- Mieux Vivre Santé : Les bienfaits de la méditation sont aujourd'hui très largement reconnus. Pourtant son utilisation thérapeutique en France semble récente, pourquoi ?
Marine Colombel : Si l'utilisation thérapeutique de la méditation, en France, est assez récente, c'est parce que l'on n'en connaît plus très bien les différents bienfaits. Je dis "plus" et non "pas", parce qu'au 19ème siècle, avec le courant orientaliste, elle était très populaire dans l'hexagone. Mais, par la suite, elle a été quelque peu oubliée avant de revenir, un demi-siècle plus tard, par les États-Unis.
Ce n'est donc, à mes yeux, dû à un désintérêt mais plutôt à une méconnaissance. Ou, une fois que l'on en a compris et observé les bienfaits, ses applications en médecine se sont diversifiées.
- Pour autant, peut-on parler véritablement de la méditation comme d'une thérapie à part entière ?
Oui, tout à fait et c'est d'ailleurs un des thèmes centraux de mes consultations. Les applications thérapeutiques de la méditation sont très diverses.

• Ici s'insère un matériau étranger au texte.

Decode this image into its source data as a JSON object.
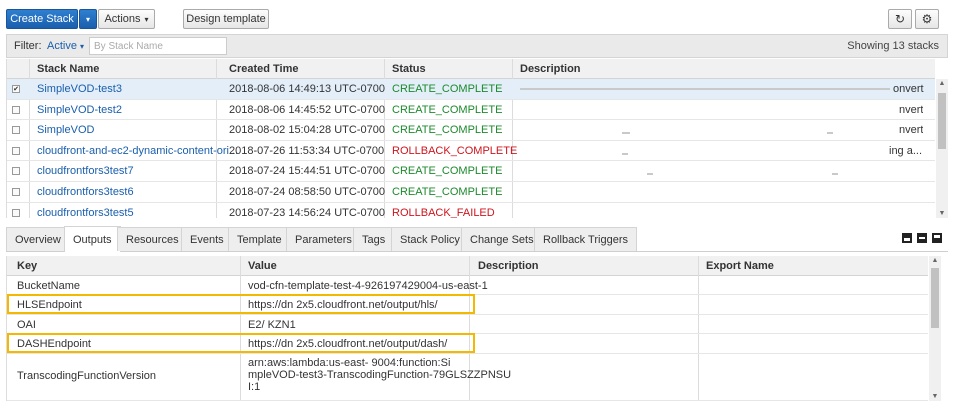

Elle peut être utilisée par les gens souffrant de dépression afin de réguler leurs émotions, par les gens anxieux afin de gérer leur stress, par les gens souffrant de douleurs chroniques pour changer leur rapport à la douleur ou encore, plus globalement, pour la gestion des pensées et des envies.
Elle est aussi très souvent employée en addictologie pour les personnes qui sont en sevrage du tabac ou de l'alcool afin de les aider à sortir des envies envahissantes de consommation.
On peut également l'utiliser pour traiter des troubles du comportement alimentaires. Dans ce contexte précis, elle permet de réapprendre à manger en étant dans son assiette, dans la sensorialité et de redécouvrir les saveurs.
Elle est ainsi très efficace dans le traitement de l'anorexie puisqu'elle permet de travailler le rapport au corps et le rapport à la nourriture. On ne force pas les repas, on redécouvre une certaine sensorialité et on combat les pensées envahissantes autour du contrôle. Plus largement, la méditation peut aussi être une grande aide dans les régimes et rééquilibrages alimentaires.
En d'autres termes, la méditation est un outil universel qui s'adapte à beaucoup de pathologies.
- Vous avez mis en place des groupes de méditation dans l'hôpital où vous travaillez, dans l'Essonne. Quelles pathologies soignez-vous, en partie, par la méditation ?
J'ai créé des groupes de méditation pour les personnes souffrant de dépressions récurrentes et de troubles bipolaires. Dans ces deux cas, on ne peut pas dire que la méditation guérisse les « épisodes » mais elle permet d'espacer ou d'éviter le retour .
Lorsqu'il s'agit de dépressions récurrentes, on ne travaille pas avec les patients lorsqu'ils sont en plein épisode dépressif mais plutôt entre ces différentes phases afin d'apprendre à gérer leurs émotions, à gérer leur stress. En outre, la méditation s'inscrit dans le travail préventif et donne des outils concrets pour éviter le retour de la maladie.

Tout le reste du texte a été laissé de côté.